Implementation of the Private Security Regulation Act, 2016 - Kenya Security Industry Association (KSIA)

There are an estimated 2,000 security firms in the country employing an estimated 500,000 Kenyans with a turnover of an estimated KShs. 300 billion a year.

The Kenya Security Industry Association (KSIA) successfully lobbied for the enactment of the Private Security Regulation (PSR) Act, 2016.KSIA worked in partnership with the Protective Industry Security Association (PSIA) to advance the collective interests of industry players. They sought to achieve the following key objectives with the enactment of the PSR Act:

  • Substantive industry representation on the Regulatory Board;
  • Checks/balances, transparency/accountability in exercise/control of the Minister’s powers;
  • A level playing field within the private security industry and rational operating conditions, including the proper market for high-quality security services and fair compensation of industry workers;
  • Clear national standards governing the business conduct, technical competence, equipment quality and operational performance of private security companies, on which licensing/registration is based;
  • A built-in recognition of the mutual need for cooperation, partnership and optimum synergy between the state security organs and the private security industry in the fight against crime; and,
  • Industry standards benchmarking quality services which identify an assured performance.

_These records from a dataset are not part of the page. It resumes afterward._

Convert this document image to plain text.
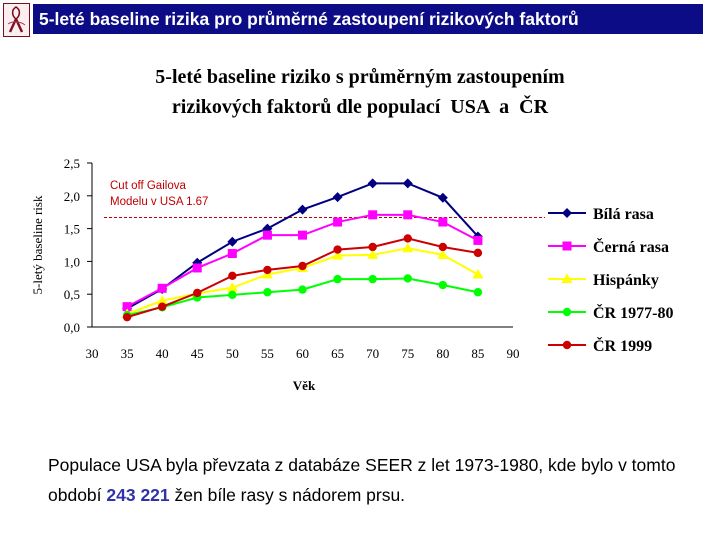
5-leté baseline rizika pro průměrné zastoupení rizikových faktorů
5-leté baseline riziko s průměrným zastoupením
rizikových faktorů dle populací  USA  a  ČR
0,0
0,5
1,0
1,5
2,0
2,5
30 35 40 45 50 55 60 65 70 75 80 85 90
Věk
5-letý baseline risk
Cut off Gailova
Modelu v USA 1.67
Bílá rasa
Černá rasa
Hispánky
ČR 1977-80
ČR 1999
Populace USA byla převzata z databáze SEER z let 1973-1980, kde bylo v tomto období 243 221 žen bíle rasy s nádorem prsu.
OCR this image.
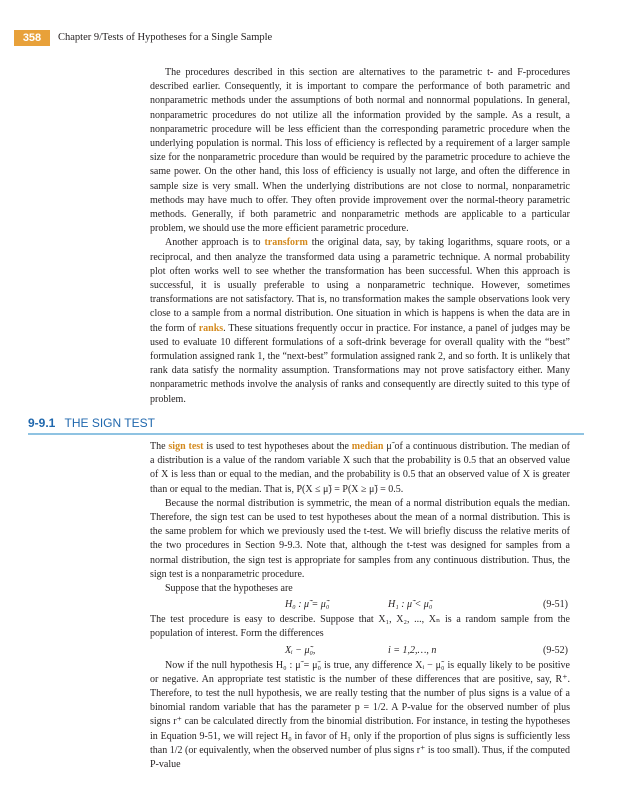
358	Chapter 9/Tests of Hypotheses for a Single Sample

The procedures described in this section are alternatives to the parametric t- and F-procedures described earlier. Consequently, it is important to compare the performance of both parametric and nonparametric methods under the assumptions of both normal and nonnormal populations. In general, nonparametric procedures do not utilize all the information provided by the sample. As a result, a nonparametric procedure will be less efficient than the corresponding parametric procedure when the underlying population is normal. This loss of efficiency is reflected by a requirement of a larger sample size for the nonparametric procedure than would be required by the parametric procedure to achieve the same power. On the other hand, this loss of efficiency is usually not large, and often the difference in sample size is very small. When the underlying distributions are not close to normal, nonparametric methods may have much to offer. They often provide improvement over the normal-theory parametric methods. Generally, if both parametric and nonparametric methods are applicable to a particular problem, we should use the more efficient parametric procedure.

Another approach is to transform the original data, say, by taking logarithms, square roots, or a reciprocal, and then analyze the transformed data using a parametric technique. A normal probability plot often works well to see whether the transformation has been successful. When this approach is successful, it is usually preferable to using a nonparametric technique. However, sometimes transformations are not satisfactory. That is, no transformation makes the sample observations look very close to a sample from a normal distribution. One situation in which is happens is when the data are in the form of ranks. These situations frequently occur in practice. For instance, a panel of judges may be used to evaluate 10 different formulations of a soft-drink beverage for overall quality with the “best” formulation assigned rank 1, the “next-best” formulation assigned rank 2, and so forth. It is unlikely that rank data satisfy the normality assumption. Transformations may not prove satisfactory either. Many nonparametric methods involve the analysis of ranks and consequently are directly suited to this type of problem.

9-9.1 THE SIGN TEST

The sign test is used to test hypotheses about the median μ̃ of a continuous distribution. The median of a distribution is a value of the random variable X such that the probability is 0.5 that an observed value of X is less than or equal to the median, and the probability is 0.5 that an observed value of X is greater than or equal to the median. That is, P(X ≤ μ̃) = P(X ≥ μ̃) = 0.5.

Because the normal distribution is symmetric, the mean of a normal distribution equals the median. Therefore, the sign test can be used to test hypotheses about the mean of a normal distribution. This is the same problem for which we previously used the t-test. We will briefly discuss the relative merits of the two procedures in Section 9-9.3. Note that, although the t-test was designed for samples from a normal distribution, the sign test is appropriate for samples from any continuous distribution. Thus, the sign test is a nonparametric procedure.

Suppose that the hypotheses are

H₀ : μ̃ = μ̃₀	H₁ : μ̃ < μ̃₀	(9-51)

The test procedure is easy to describe. Suppose that X₁, X₂, ..., Xₙ is a random sample from the population of interest. Form the differences

Xᵢ − μ̃₀,	i = 1,2,…, n	(9-52)

Now if the null hypothesis H₀ : μ̃ = μ̃₀ is true, any difference Xᵢ − μ̃₀ is equally likely to be positive or negative. An appropriate test statistic is the number of these differences that are positive, say, R⁺. Therefore, to test the null hypothesis, we are really testing that the number of plus signs is a value of a binomial random variable that has the parameter p = 1/2. A P-value for the observed number of plus signs r⁺ can be calculated directly from the binomial distribution. For instance, in testing the hypotheses in Equation 9-51, we will reject H₀ in favor of H₁ only if the proportion of plus signs is sufficiently less than 1/2 (or equivalently, when the observed number of plus signs r⁺ is too small). Thus, if the computed P-value
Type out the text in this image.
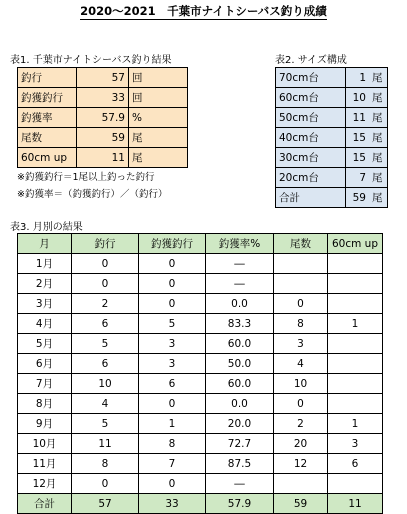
2020～2021　千葉市ナイトシーバス釣り成績
表1. 千葉市ナイトシーバス釣り結果
釣行	57	回
釣獲釣行	33	回
釣獲率	57.9	%
尾数	59	尾
60cm up	11	尾
※釣獲釣行＝1尾以上釣った釣行
※釣獲率＝（釣獲釣行）／（釣行）
表2. サイズ構成
70cm台	1	尾
60cm台	10	尾
50cm台	11	尾
40cm台	15	尾
30cm台	15	尾
20cm台	7	尾
合計	59	尾
表3. 月別の結果
月	釣行	釣獲釣行	釣獲率%	尾数	60cm up
1月	0	0	―		
2月	0	0	―		
3月	2	0	0.0	0	
4月	6	5	83.3	8	1
5月	5	3	60.0	3	
6月	6	3	50.0	4	
7月	10	6	60.0	10	
8月	4	0	0.0	0	
9月	5	1	20.0	2	1
10月	11	8	72.7	20	3
11月	8	7	87.5	12	6
12月	0	0	―		
合計	57	33	57.9	59	11
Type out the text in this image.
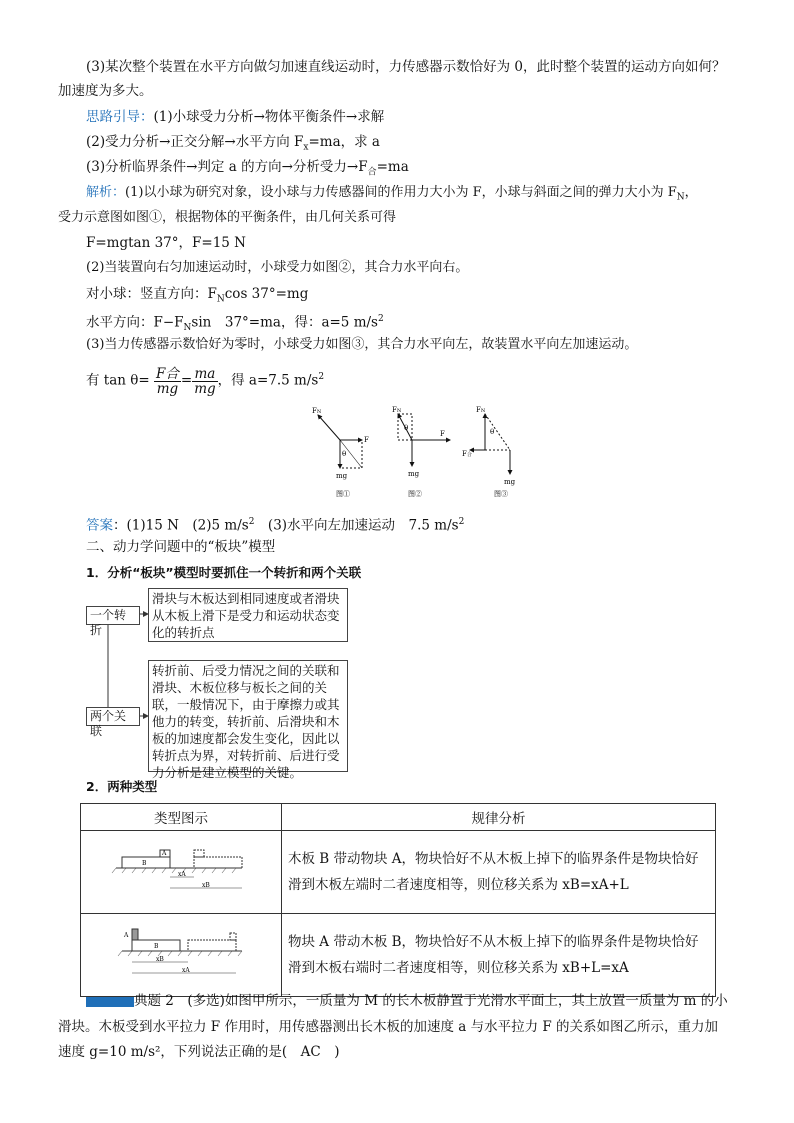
(3)某次整个装置在水平方向做匀加速直线运动时，力传感器示数恰好为 0，此时整个装置的运动方向如何？
加速度为多大。
思路引导：(1)小球受力分析→物体平衡条件→求解
(2)受力分析→正交分解→水平方向 $F_x=ma$，求 a
(3)分析临界条件→判定 a 的方向→分析受力$\to F_合=ma$
解析：(1)以小球为研究对象，设小球与力传感器间的作用力大小为 F，小球与斜面之间的弹力大小为 $F_N$，
受力示意图如图①，根据物体的平衡条件，由几何关系可得
F=mgtan 37°，F=15 N
(2)当装置向右匀加速运动时，小球受力如图②，其合力水平向右。
对小球：竖直方向：$F_N\cos$ 37°=mg
水平方向：$F-F_N\sin$　37°=ma，得：a=5 $m/s^2$
(3)当力传感器示数恰好为零时，小球受力如图③，其合力水平向左，故装置水平向左加速运动。
有 $\tan \theta= \frac{\text{F合}}{mg} = \frac{ma}{mg}$ ，得 a=7.5 $m/s^2$
FN
F
θ
mg
图①
FN
F
θ
mg
图②
FN
θ
F合
mg
图③
答案：(1)15 N　(2)5 $m/s^2$　(3)水平向左加速运动　7.5 $m/s^2$
二、动力学问题中的“板块”模型
1．分析“板块”模型时要抓住一个转折和两个关联
一个转折
滑块与木板达到相同速度或者滑块从木板上滑下是受力和运动状态变化的转折点
两个关联
转折前、后受力情况之间的关联和滑块、木板位移与板长之间的关联，一般情况下，由于摩擦力或其他力的转变，转折前、后滑块和木板的加速度都会发生变化，因此以转折点为界，对转折前、后进行受力分析是建立模型的关键。
2．两种类型
类型图示	规律分析

B
A
xA
xB	木板 B 带动物块 A，物块恰好不从木板上掉下的临界条件是物块恰好滑到木板左端时二者速度相等，则位移关系为 xB=xA+L

B
A
xB
xA	物块 A 带动木板 B，物块恰好不从木板上掉下的临界条件是物块恰好滑到木板右端时二者速度相等，则位移关系为 xB+L=xA
典题 2　 (多选)如图甲所示，一质量为 M 的长木板静置于光滑水平面上，其上放置一质量为 m 的小
滑块。木板受到水平拉力 F 作用时，用传感器测出长木板的加速度 a 与水平拉力 F 的关系如图乙所示，重力加
速度 g=10 m/s²，下列说法正确的是(　AC　)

KSIA were able to articulate their concerns, and the PSR Act addressed their key concerns, specifically: there are six industry representatives on the PSR Board; the act sets out mechanisms to develop and implement industry standards and practice; the Act outlines the implementation of cooperation between private sector and the national government.

The objective of the PSR Act is to provide for the regulation of the private security industry and to provide for a framework for cooperation with National Security Organs. The PSR Act forms an Authority (PSRA), charged with the effective administration, supervision, regulation and control of the private security services in the country. The Act also provides for the formation of a PSR Board. Some key roles of the PSRA include: formulate and enforce standards for the conduct of private security services; register and license all persons involved in the sector; prescribe and enforce minimum standards of occupational conduct in the sector; and advise the national government on policy relating to the industry etc.

However, despite the success achieved through the successful enactment of the PSR Act, there have been challenges on the implementation process. Some of the key challenges include:

  • The nomination of a suitably qualified PSR Board chairman has been contested by industry players. The PSR Act specifies that the chairperson must have at least 15 years of industry experience. However, the gazetted chairman does not have any industry experience. The nominated members of the PSR Board raised this at a Board meeting, and as a result, the board has not met since. This has caused challenges in the enabling the Board to make decisions, and play its oversight role in the affairs of the PSRA. 
  • The National Treasury has allocated funding to PSRA to operationalise its activities. However, the PSRA Board has not met to deliberate and approve any budget proposed by the authority. According to KSIA and PSIA, the authority has started its operations and is implementing a budget that has not been approved.
  • The Cabinet Secretary for Internal Security and Coordination of National Government issued a directive ordering all police officers assigned to areas such as cash in transit and guarding VIPs to return to their general police duties. He stated that private security officers handling cash in transit would be issued with guns. However, mechanisms to address such a directive cannot be concluded without a functioning PSRA Board.  

KSIA and PSIA seek to lobby for the correct implementation of the PSR Act as gazetted.